Risk of Sudden Cardiac Death in Repaired Tetralogy of Fallot

A 52-year-old man with tetralogy of Fallot status/post a classic right Blalock-Taussig-Thomas shunt during infancy and then complete repair with a transannular patch at 1 year of age presents to the cardiology clinic with a recent episode of syncope while walking his dog. He denies any prodrome and had complete loss of consciousness for 20 sec. His history is also notable for shortness of breath with minimal exertion that has been worse over the previous 1 year. He denies previous chest pain with exertion, orthopnea, swelling in the extremities, palpitations, or previous episodes of loss of consciousness.

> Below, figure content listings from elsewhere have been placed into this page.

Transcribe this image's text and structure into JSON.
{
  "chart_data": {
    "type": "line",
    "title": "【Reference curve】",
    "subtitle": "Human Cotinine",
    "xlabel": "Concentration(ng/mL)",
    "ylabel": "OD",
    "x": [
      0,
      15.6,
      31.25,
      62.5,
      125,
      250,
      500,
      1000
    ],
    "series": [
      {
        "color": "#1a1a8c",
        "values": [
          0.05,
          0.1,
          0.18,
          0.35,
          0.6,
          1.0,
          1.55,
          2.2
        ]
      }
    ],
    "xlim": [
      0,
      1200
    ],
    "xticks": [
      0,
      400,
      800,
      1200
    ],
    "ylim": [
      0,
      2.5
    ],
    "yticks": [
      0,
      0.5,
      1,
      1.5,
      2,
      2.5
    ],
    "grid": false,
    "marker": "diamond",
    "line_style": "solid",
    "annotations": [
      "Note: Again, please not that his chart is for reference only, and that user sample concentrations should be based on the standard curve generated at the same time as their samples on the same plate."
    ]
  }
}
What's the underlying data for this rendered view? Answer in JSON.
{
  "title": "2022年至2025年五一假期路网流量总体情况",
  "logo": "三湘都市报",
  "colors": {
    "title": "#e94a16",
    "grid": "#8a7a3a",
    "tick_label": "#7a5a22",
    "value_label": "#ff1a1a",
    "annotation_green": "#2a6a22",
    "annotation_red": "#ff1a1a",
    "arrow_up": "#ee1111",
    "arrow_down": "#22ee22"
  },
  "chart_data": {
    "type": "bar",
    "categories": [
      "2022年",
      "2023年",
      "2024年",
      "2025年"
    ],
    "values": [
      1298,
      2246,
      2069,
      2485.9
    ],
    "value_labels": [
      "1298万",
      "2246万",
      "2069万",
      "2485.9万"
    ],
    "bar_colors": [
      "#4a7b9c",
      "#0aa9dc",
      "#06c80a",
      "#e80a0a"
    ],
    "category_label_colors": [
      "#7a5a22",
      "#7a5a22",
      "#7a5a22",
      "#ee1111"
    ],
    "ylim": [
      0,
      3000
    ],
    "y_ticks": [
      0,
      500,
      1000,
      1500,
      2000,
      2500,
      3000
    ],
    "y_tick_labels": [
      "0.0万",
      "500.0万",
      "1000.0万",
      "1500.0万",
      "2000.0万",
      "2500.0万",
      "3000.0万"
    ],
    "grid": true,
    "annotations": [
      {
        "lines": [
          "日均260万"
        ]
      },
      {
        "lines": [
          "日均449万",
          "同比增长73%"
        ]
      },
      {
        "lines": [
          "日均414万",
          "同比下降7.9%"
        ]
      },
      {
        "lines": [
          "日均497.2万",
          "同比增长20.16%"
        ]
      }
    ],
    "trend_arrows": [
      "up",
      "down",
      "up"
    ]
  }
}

On physical examination, he has a to-and-fro murmur at the left upper sternal border. An electrocardiogram has findings of sinus rhythm at rate 78 bpm with complete right bundle branch block (QRS duration [QRSd] 194 msec). Findings of an echocardiogram are notable for severe pulmonary regurgitation (PR), mild pulmonary stenosis, a moderately dilated right ventricle (RV) with qualitatively moderately decreased systolic function, and normal left ventricular (LV) size with left ventricular ejection fraction (LVEF) 35%. His ambulatory rhythm monitor has findings a 40-sec run of atrial tachycardia and an 8-beat run of nonsustained ventricular tachycardia (NSVT). Findings of a cardiac magnetic resonance imaging examination are notable for PR fraction 45%, indexed RV end-diastolic volume 214 mL/m2, RV ejection fraction (EF) 40%, LVEF 30%, and late gadolinium enhancement in the RV outflow patch, ventricular septal defect patch, and ventricular septal insertion points.

He is started on metoprolol and lisinopril.

Which one of the following next steps in his evaluation and management is most appropriate?